Tabela SUS Paulista e outras iniciativas

“O Governo do Estado de São Paulo criou uma tabela complementar do SUS, a Tabela SUS Paulista. Aqueles procedimentos mais realizados tiveram aumentos de até 5 vezes em comparação à tabela federal. Elas estão tendo um respiro, porque todas estavam endividadas. Das 409 Santas Casas e hospitais filantrópicos de São Paulo, 359 foram contemplados. Paga por produção: quem mais produz para o SUS, recebe mais”, afirma Edson Rogatti, diretor-presidente da Federação das Santas Casas e Hospitais Beneficentes do Estado de São Paulo (Fehosp).

Apesar de ainda não ter dados compilados, Rogatti aponta que já é possível ver o impacto positivo em relação à situação financeira das unidades. Com a tabela valendo a partir de janeiro, os primeiros repasses iniciaram em março. Por isso, ainda será feita uma análise mais detalhada sobre o impacto.

“A Santa Casa de Palmital, que conta com 50 leitos, está fazendo cirurgias para a população de 28 cidades vizinhas, inclusive mutirões. Faz cerca de 50 cirurgias de catarata, por exemplo, em um fim de semana. Nos outros programas que tivemos no estado, as Santas Casas menores ficavam de fora. Agora, praticamente todas estão participando”, explica Rogatti.

Contudo, os hospitais podem priorizar alguns serviços que são melhores remunerados pela Tabela SUS Paulista. Em maio, a Folha de S.Paulo publicou informações de que médicos que faziam atendimento ambulatorial haviam sido demitidos pela Santa Casa de Misericórdia de São Paulo, que poderia estar privilegiando profissionais que realizam cirurgias e procedimentos presentes na tabela.

“Cada entidade tem sua particularidade e contratos. Ações desse tipo podem estar ligadas ao fechamento de serviços ou por questões de gestão. A Tabela SUS Paulista não trouxe à Santa Casa de São Paulo, segundo informações, um valor agregado a mais, porque ela possui contratos próprios com o estado. Mas há negociações com o Governo de São Paulo para que haja incremento para a urgência e emergência, além da Tabela SUS Paulista, dada a importância que a instituição tem”, afirma Mirócles Veras, da CMB.

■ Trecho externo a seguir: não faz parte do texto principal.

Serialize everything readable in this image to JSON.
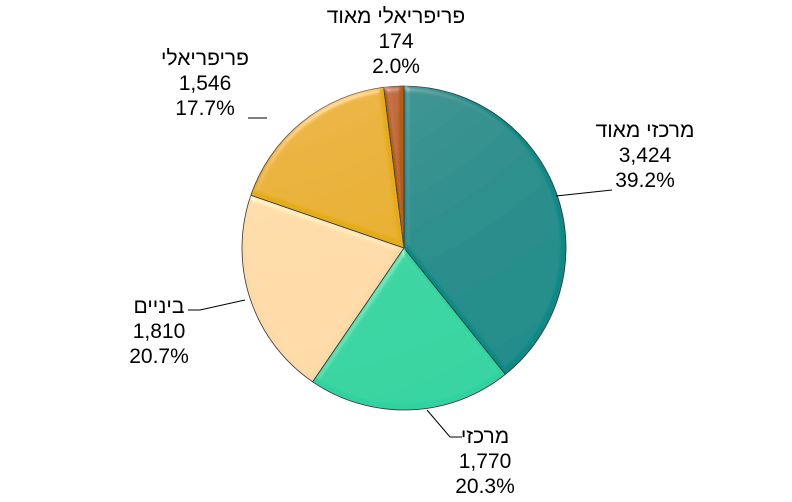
{
  "chart_data": {
    "type": "pie",
    "title": "",
    "start_angle_deg": 0,
    "direction": "clockwise",
    "categories": [
      "מרכזי מאוד",
      "מרכזי",
      "ביניים",
      "פריפריאלי",
      "פריפריאלי מאוד"
    ],
    "values": [
      3424,
      1770,
      1810,
      1546,
      174
    ],
    "percentages": [
      39.2,
      20.3,
      20.7,
      17.7,
      2.0
    ],
    "colors": [
      "#0A8A87",
      "#2DD39F",
      "#FDD9A5",
      "#E5AC14",
      "#B75A0A"
    ],
    "legend": "none",
    "data_labels": "category, value, percentage"
  },
  "labels": [
    {
      "name": "מרכזי מאוד",
      "value": "3,424",
      "pct": "39.2%"
    },
    {
      "name": "מרכזי",
      "value": "1,770",
      "pct": "20.3%"
    },
    {
      "name": "ביניים",
      "value": "1,810",
      "pct": "20.7%"
    },
    {
      "name": "פריפריאלי",
      "value": "1,546",
      "pct": "17.7%"
    },
    {
      "name": "פריפריאלי מאוד",
      "value": "174",
      "pct": "2.0%"
    }
  ]
}
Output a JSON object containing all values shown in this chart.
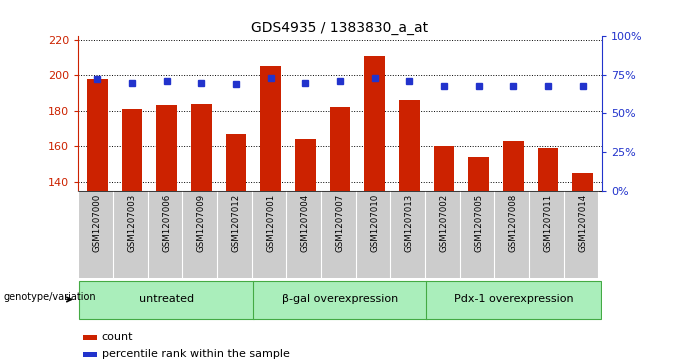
{
  "title": "GDS4935 / 1383830_a_at",
  "samples": [
    "GSM1207000",
    "GSM1207003",
    "GSM1207006",
    "GSM1207009",
    "GSM1207012",
    "GSM1207001",
    "GSM1207004",
    "GSM1207007",
    "GSM1207010",
    "GSM1207013",
    "GSM1207002",
    "GSM1207005",
    "GSM1207008",
    "GSM1207011",
    "GSM1207014"
  ],
  "counts": [
    198,
    181,
    183,
    184,
    167,
    205,
    164,
    182,
    211,
    186,
    160,
    154,
    163,
    159,
    145
  ],
  "percentiles": [
    72,
    70,
    71,
    70,
    69,
    73,
    70,
    71,
    73,
    71,
    68,
    68,
    68,
    68,
    68
  ],
  "groups": [
    {
      "label": "untreated",
      "start": 0,
      "end": 5
    },
    {
      "label": "β-gal overexpression",
      "start": 5,
      "end": 10
    },
    {
      "label": "Pdx-1 overexpression",
      "start": 10,
      "end": 15
    }
  ],
  "ylim_left": [
    135,
    222
  ],
  "ylim_right": [
    0,
    100
  ],
  "yticks_left": [
    140,
    160,
    180,
    200,
    220
  ],
  "yticks_right": [
    0,
    25,
    50,
    75,
    100
  ],
  "bar_color": "#cc2200",
  "dot_color": "#2233cc",
  "bg_color": "#cccccc",
  "group_bg_color": "#aaeebb",
  "plot_bg_color": "#ffffff",
  "grid_color": "#000000",
  "ylabel_left_color": "#cc2200",
  "ylabel_right_color": "#2233cc",
  "legend_items": [
    "count",
    "percentile rank within the sample"
  ],
  "genotype_label": "genotype/variation"
}
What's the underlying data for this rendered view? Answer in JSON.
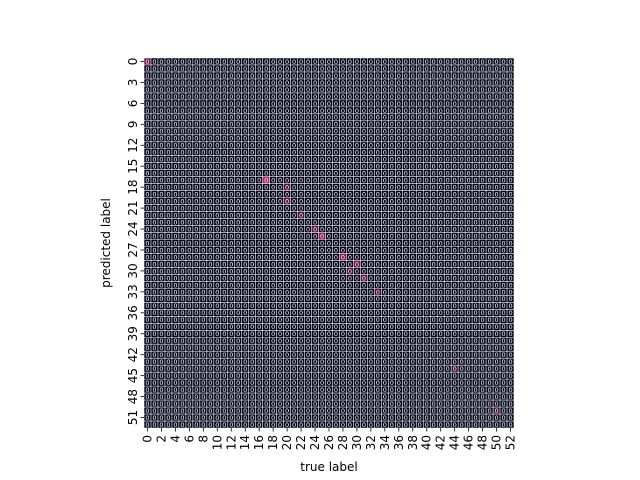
{
  "chart_data": {
    "type": "heatmap",
    "title": "",
    "xlabel": "true label",
    "ylabel": "predicted label",
    "rows": 53,
    "cols": 53,
    "x_tick_labels": [
      "0",
      "2",
      "4",
      "6",
      "8",
      "10",
      "12",
      "14",
      "16",
      "18",
      "20",
      "22",
      "24",
      "26",
      "28",
      "30",
      "32",
      "34",
      "36",
      "38",
      "40",
      "42",
      "44",
      "46",
      "48",
      "50",
      "52"
    ],
    "y_tick_labels": [
      "0",
      "3",
      "6",
      "9",
      "12",
      "15",
      "18",
      "21",
      "24",
      "27",
      "30",
      "33",
      "36",
      "39",
      "42",
      "45",
      "48",
      "51"
    ],
    "cell_annotations": "integer counts in every cell (mostly 0, largely illegible)",
    "colormap": "dark (rocket-like): near-black for 0, magenta/pink for higher counts",
    "highlighted_cells": [
      {
        "row": 0,
        "col": 0,
        "intensity": 0.35
      },
      {
        "row": 17,
        "col": 17,
        "intensity": 0.55
      },
      {
        "row": 18,
        "col": 20,
        "intensity": 0.25
      },
      {
        "row": 20,
        "col": 20,
        "intensity": 0.3
      },
      {
        "row": 22,
        "col": 22,
        "intensity": 0.25
      },
      {
        "row": 24,
        "col": 24,
        "intensity": 0.3
      },
      {
        "row": 25,
        "col": 25,
        "intensity": 0.45
      },
      {
        "row": 28,
        "col": 28,
        "intensity": 0.45
      },
      {
        "row": 29,
        "col": 30,
        "intensity": 0.35
      },
      {
        "row": 30,
        "col": 29,
        "intensity": 0.25
      },
      {
        "row": 31,
        "col": 31,
        "intensity": 0.3
      },
      {
        "row": 33,
        "col": 33,
        "intensity": 0.2
      },
      {
        "row": 44,
        "col": 44,
        "intensity": 0.2
      },
      {
        "row": 50,
        "col": 50,
        "intensity": 0.2
      }
    ],
    "background_color": "#03051a",
    "grid_line_color": "#ffffff"
  }
}
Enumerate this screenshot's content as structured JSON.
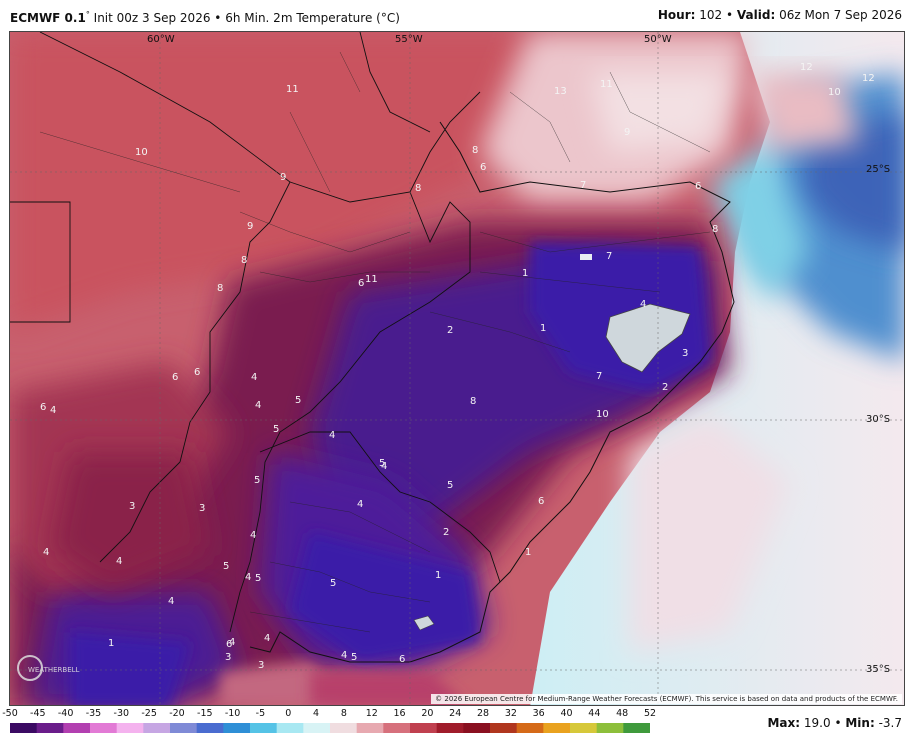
{
  "header": {
    "model": "ECMWF 0.1",
    "degree_sign": "°",
    "init_text": "Init 00z 3 Sep 2026",
    "bullet": "•",
    "field": "6h Min. 2m Temperature (°C)",
    "hour_label": "Hour:",
    "hour_value": "102",
    "valid_label": "Valid:",
    "valid_value": "06z Mon 7 Sep 2026"
  },
  "map": {
    "lon_labels": [
      "60°W",
      "55°W",
      "50°W"
    ],
    "lat_labels": [
      "25°S",
      "30°S",
      "35°S"
    ],
    "credit": "© 2026 European Centre for Medium-Range Weather Forecasts (ECMWF). This service is based on data and products of the ECMWF.",
    "logo_text": "WEATHERBELL",
    "values": [
      "11",
      "13",
      "11",
      "12",
      "12",
      "10",
      "10",
      "9",
      "9",
      "8",
      "6",
      "7",
      "6",
      "8",
      "9",
      "8",
      "8",
      "8",
      "11",
      "6",
      "7",
      "1",
      "4",
      "1",
      "2",
      "3",
      "7",
      "2",
      "10",
      "6",
      "4",
      "6",
      "4",
      "5",
      "4",
      "5",
      "4",
      "8",
      "6",
      "4",
      "5",
      "4",
      "5",
      "3",
      "3",
      "4",
      "2",
      "4",
      "5",
      "4",
      "5",
      "5",
      "1",
      "1",
      "4",
      "4",
      "4",
      "3",
      "4",
      "6",
      "6",
      "3",
      "5",
      "4",
      "5",
      "6",
      "1"
    ]
  },
  "scale": {
    "ticks": [
      "-50",
      "-45",
      "-40",
      "-35",
      "-30",
      "-25",
      "-20",
      "-15",
      "-10",
      "-5",
      "0",
      "4",
      "8",
      "12",
      "16",
      "20",
      "24",
      "28",
      "32",
      "36",
      "40",
      "44",
      "48",
      "52"
    ],
    "colors": [
      "#3b0a63",
      "#6a1d8a",
      "#b23fb0",
      "#e27ad5",
      "#f4b2ee",
      "#c6a6e3",
      "#7f8ad6",
      "#4a6cd0",
      "#2f8fd6",
      "#55c3e6",
      "#a8e8f2",
      "#d8f3f5",
      "#f0dde0",
      "#e7a9b0",
      "#d6707c",
      "#c0404f",
      "#a01c2b",
      "#8a1020",
      "#b0361e",
      "#d56a18",
      "#e9a21f",
      "#d6c83a",
      "#8dbf3b",
      "#3f9a3c"
    ]
  },
  "stats": {
    "max_label": "Max:",
    "max_value": "19.0",
    "min_label": "Min:",
    "min_value": "-3.7"
  }
}
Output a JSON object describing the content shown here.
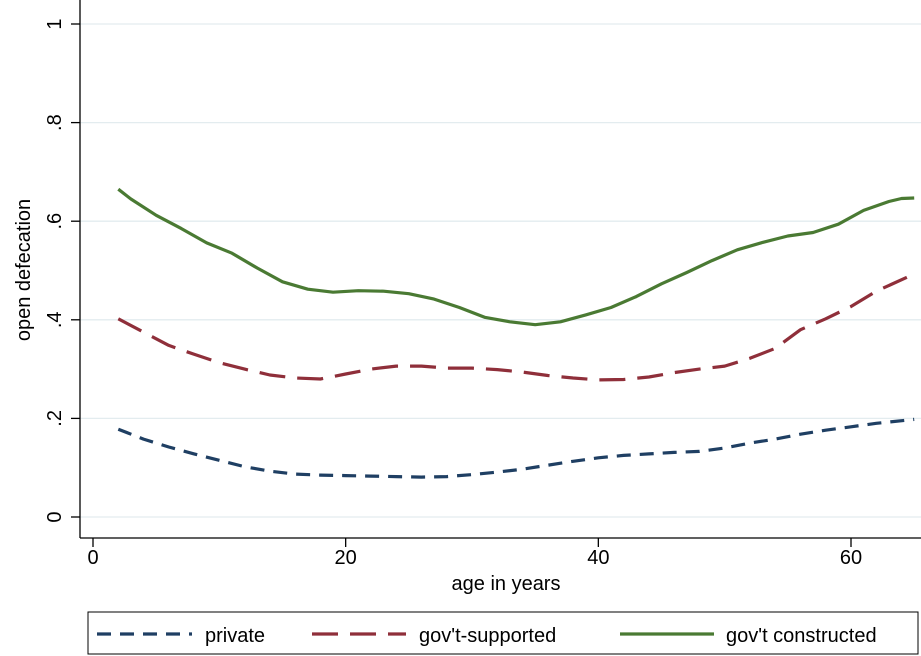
{
  "chart_data": {
    "type": "line",
    "xlabel": "age in years",
    "ylabel": "open defecation",
    "xlim": [
      -2,
      65
    ],
    "ylim": [
      -0.02,
      1.02
    ],
    "x_ticks": [
      0,
      20,
      40,
      60
    ],
    "x_tick_labels": [
      "0",
      "20",
      "40",
      "60"
    ],
    "y_ticks": [
      0,
      0.2,
      0.4,
      0.6,
      0.8,
      1
    ],
    "y_tick_labels": [
      "0",
      ".2",
      ".4",
      ".6",
      ".8",
      "1"
    ],
    "grid": "horizontal",
    "legend_position": "bottom",
    "series": [
      {
        "name": "private",
        "color": "#1f3f63",
        "dash": "short-dash",
        "x": [
          2,
          4,
          6,
          8,
          10,
          12,
          14,
          16,
          18,
          20,
          22,
          24,
          26,
          28,
          30,
          32,
          34,
          36,
          38,
          40,
          42,
          44,
          46,
          48,
          50,
          52,
          54,
          56,
          58,
          60,
          62,
          65
        ],
        "y": [
          0.178,
          0.158,
          0.142,
          0.128,
          0.115,
          0.102,
          0.093,
          0.087,
          0.085,
          0.084,
          0.083,
          0.082,
          0.081,
          0.082,
          0.086,
          0.091,
          0.097,
          0.105,
          0.113,
          0.12,
          0.125,
          0.128,
          0.131,
          0.133,
          0.14,
          0.15,
          0.158,
          0.168,
          0.176,
          0.183,
          0.19,
          0.198
        ]
      },
      {
        "name": "gov't-supported",
        "color": "#8f2f3a",
        "dash": "long-dash",
        "x": [
          2,
          4,
          6,
          8,
          10,
          12,
          14,
          16,
          18,
          20,
          22,
          24,
          26,
          28,
          30,
          32,
          34,
          36,
          38,
          40,
          42,
          44,
          46,
          48,
          50,
          52,
          54,
          56,
          58,
          60,
          62,
          65
        ],
        "y": [
          0.402,
          0.375,
          0.348,
          0.33,
          0.313,
          0.3,
          0.288,
          0.282,
          0.28,
          0.29,
          0.3,
          0.306,
          0.306,
          0.302,
          0.302,
          0.299,
          0.294,
          0.287,
          0.282,
          0.278,
          0.279,
          0.284,
          0.293,
          0.3,
          0.306,
          0.322,
          0.342,
          0.38,
          0.402,
          0.427,
          0.458,
          0.493
        ]
      },
      {
        "name": "gov't constructed",
        "color": "#4a7a33",
        "dash": "solid",
        "x": [
          2,
          3,
          5,
          7,
          9,
          11,
          13,
          15,
          17,
          19,
          21,
          23,
          25,
          27,
          29,
          31,
          33,
          35,
          37,
          39,
          41,
          43,
          45,
          47,
          49,
          51,
          53,
          55,
          57,
          59,
          61,
          63,
          64,
          65
        ],
        "y": [
          0.665,
          0.645,
          0.612,
          0.585,
          0.556,
          0.535,
          0.505,
          0.477,
          0.462,
          0.456,
          0.459,
          0.458,
          0.453,
          0.442,
          0.425,
          0.405,
          0.396,
          0.39,
          0.396,
          0.41,
          0.425,
          0.447,
          0.473,
          0.496,
          0.52,
          0.542,
          0.557,
          0.57,
          0.577,
          0.594,
          0.622,
          0.64,
          0.646,
          0.647
        ]
      }
    ]
  }
}
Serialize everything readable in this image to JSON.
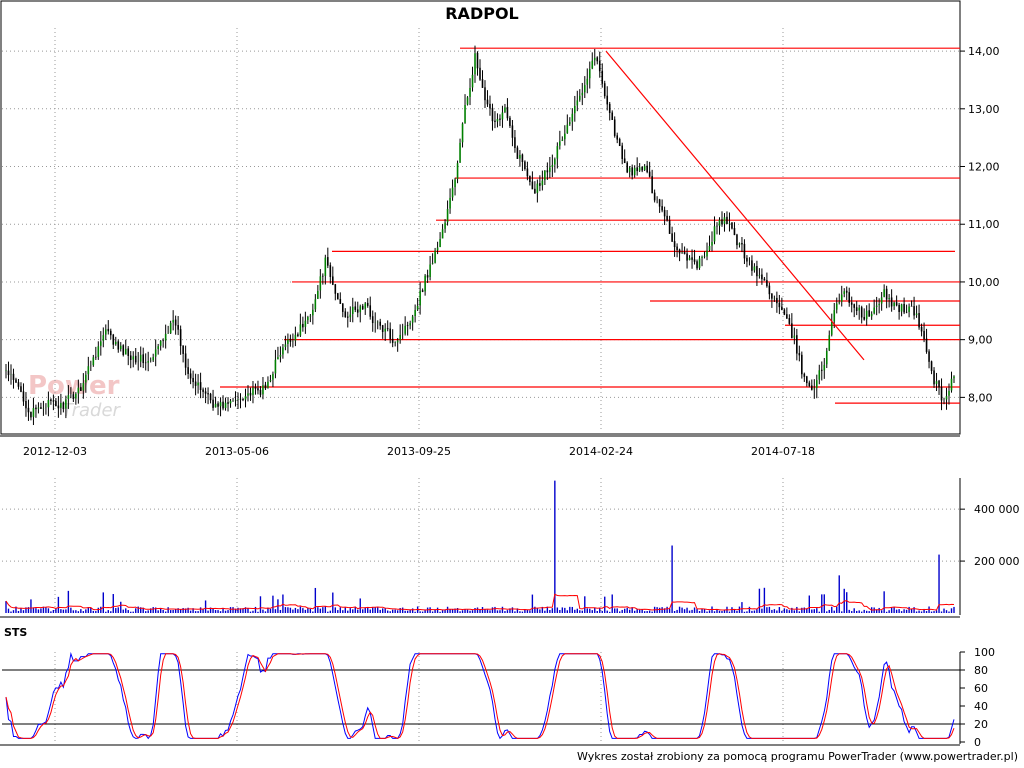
{
  "chart_data": [
    {
      "type": "candlestick",
      "title": "RADPOL",
      "x_tick_labels": [
        "2012-12-03",
        "2013-05-06",
        "2013-09-25",
        "2014-02-24",
        "2014-07-18"
      ],
      "y_tick_labels": [
        "8,00",
        "9,00",
        "10,00",
        "11,00",
        "12,00",
        "13,00",
        "14,00"
      ],
      "ylim": [
        7.4,
        14.4
      ],
      "grid": true,
      "price_path": [
        {
          "i": 0,
          "p": 8.45
        },
        {
          "i": 6,
          "p": 8.1
        },
        {
          "i": 10,
          "p": 7.7
        },
        {
          "i": 16,
          "p": 7.9
        },
        {
          "i": 22,
          "p": 7.85
        },
        {
          "i": 26,
          "p": 8.0
        },
        {
          "i": 30,
          "p": 8.2
        },
        {
          "i": 35,
          "p": 8.7
        },
        {
          "i": 40,
          "p": 9.15
        },
        {
          "i": 45,
          "p": 8.85
        },
        {
          "i": 52,
          "p": 8.7
        },
        {
          "i": 58,
          "p": 8.6
        },
        {
          "i": 64,
          "p": 9.15
        },
        {
          "i": 68,
          "p": 9.3
        },
        {
          "i": 72,
          "p": 8.6
        },
        {
          "i": 76,
          "p": 8.2
        },
        {
          "i": 80,
          "p": 8.1
        },
        {
          "i": 84,
          "p": 7.85
        },
        {
          "i": 90,
          "p": 7.9
        },
        {
          "i": 95,
          "p": 8.05
        },
        {
          "i": 100,
          "p": 8.1
        },
        {
          "i": 104,
          "p": 8.15
        },
        {
          "i": 108,
          "p": 8.6
        },
        {
          "i": 112,
          "p": 8.9
        },
        {
          "i": 116,
          "p": 9.1
        },
        {
          "i": 120,
          "p": 9.3
        },
        {
          "i": 124,
          "p": 9.7
        },
        {
          "i": 128,
          "p": 10.35
        },
        {
          "i": 132,
          "p": 9.8
        },
        {
          "i": 136,
          "p": 9.45
        },
        {
          "i": 140,
          "p": 9.5
        },
        {
          "i": 144,
          "p": 9.6
        },
        {
          "i": 148,
          "p": 9.3
        },
        {
          "i": 152,
          "p": 9.15
        },
        {
          "i": 156,
          "p": 9.0
        },
        {
          "i": 160,
          "p": 9.2
        },
        {
          "i": 164,
          "p": 9.55
        },
        {
          "i": 168,
          "p": 10.05
        },
        {
          "i": 172,
          "p": 10.5
        },
        {
          "i": 176,
          "p": 11.05
        },
        {
          "i": 180,
          "p": 11.8
        },
        {
          "i": 184,
          "p": 13.0
        },
        {
          "i": 188,
          "p": 13.9
        },
        {
          "i": 192,
          "p": 13.1
        },
        {
          "i": 196,
          "p": 12.8
        },
        {
          "i": 200,
          "p": 13.0
        },
        {
          "i": 204,
          "p": 12.3
        },
        {
          "i": 208,
          "p": 12.0
        },
        {
          "i": 212,
          "p": 11.6
        },
        {
          "i": 216,
          "p": 11.9
        },
        {
          "i": 220,
          "p": 12.2
        },
        {
          "i": 224,
          "p": 12.6
        },
        {
          "i": 228,
          "p": 13.0
        },
        {
          "i": 232,
          "p": 13.5
        },
        {
          "i": 236,
          "p": 13.95
        },
        {
          "i": 240,
          "p": 13.3
        },
        {
          "i": 244,
          "p": 12.6
        },
        {
          "i": 248,
          "p": 12.0
        },
        {
          "i": 252,
          "p": 11.9
        },
        {
          "i": 256,
          "p": 12.0
        },
        {
          "i": 260,
          "p": 11.5
        },
        {
          "i": 264,
          "p": 11.2
        },
        {
          "i": 268,
          "p": 10.6
        },
        {
          "i": 272,
          "p": 10.5
        },
        {
          "i": 276,
          "p": 10.3
        },
        {
          "i": 280,
          "p": 10.4
        },
        {
          "i": 284,
          "p": 10.9
        },
        {
          "i": 288,
          "p": 11.1
        },
        {
          "i": 292,
          "p": 10.8
        },
        {
          "i": 296,
          "p": 10.5
        },
        {
          "i": 300,
          "p": 10.2
        },
        {
          "i": 304,
          "p": 10.0
        },
        {
          "i": 308,
          "p": 9.7
        },
        {
          "i": 312,
          "p": 9.4
        },
        {
          "i": 316,
          "p": 9.0
        },
        {
          "i": 320,
          "p": 8.3
        },
        {
          "i": 324,
          "p": 8.2
        },
        {
          "i": 328,
          "p": 8.6
        },
        {
          "i": 332,
          "p": 9.6
        },
        {
          "i": 336,
          "p": 9.8
        },
        {
          "i": 340,
          "p": 9.6
        },
        {
          "i": 344,
          "p": 9.4
        },
        {
          "i": 348,
          "p": 9.5
        },
        {
          "i": 352,
          "p": 9.8
        },
        {
          "i": 356,
          "p": 9.6
        },
        {
          "i": 360,
          "p": 9.55
        },
        {
          "i": 364,
          "p": 9.5
        },
        {
          "i": 368,
          "p": 9.0
        },
        {
          "i": 372,
          "p": 8.3
        },
        {
          "i": 376,
          "p": 7.95
        },
        {
          "i": 380,
          "p": 8.4
        }
      ],
      "support_resistance_levels": [
        14.05,
        11.8,
        11.07,
        10.53,
        10.0,
        9.67,
        9.25,
        9.0,
        8.18,
        7.9
      ],
      "trend_line": {
        "from_date": "2014-02-24",
        "from_price": 14.0,
        "to_price": 8.65
      }
    },
    {
      "type": "bar",
      "title": "",
      "y_tick_labels": [
        "200 000",
        "400 000"
      ],
      "ylim": [
        0,
        520000
      ],
      "notable_spikes": [
        510000,
        260000,
        225000,
        145000
      ],
      "typical_volume": 15000,
      "moving_average_color": "#ff0000",
      "bar_color": "#0000cc"
    },
    {
      "type": "line",
      "title": "STS",
      "y_tick_labels": [
        "0",
        "20",
        "40",
        "60",
        "80",
        "100"
      ],
      "ylim": [
        0,
        100
      ],
      "reference_lines": [
        20,
        80
      ],
      "series": [
        {
          "color": "#0000ff"
        },
        {
          "color": "#ff0000"
        }
      ]
    }
  ],
  "watermark": {
    "main": "Power",
    "sub": "Trader"
  },
  "footer": "Wykres został zrobiony za pomocą programu PowerTrader (www.powertrader.pl)",
  "colors": {
    "candle": "#008000",
    "levels": "#ff0000",
    "grid": "#999999"
  }
}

Apesar de alguns estados possuírem remuneração por procedimento acima da tabela SUS nacional, apenas alguns procedimentos e hospitais são contratualizados. Por isso, enquanto busca um diálogo com o governo federal em relação ao reajuste da tabela nacional, a CMB tenta levar a Tabela SUS Paulista para outros estados. Também tem incentivado uma melhor gestão das Santas Casas.

Mais de 500 hospitais ligados à entidade aderiram ao projeto “Focus DRG Brasil” que busca capacitar gestores para analisar resultados econômicos e reduzir desperdícios com internações. O próximo passo é utilizar uma plataforma que utiliza o método diagnosis-related group (DRG), que cria um sistema de classificação e uma linha de cuidado para cada paciente, tornando mais previsível a provisão de custos.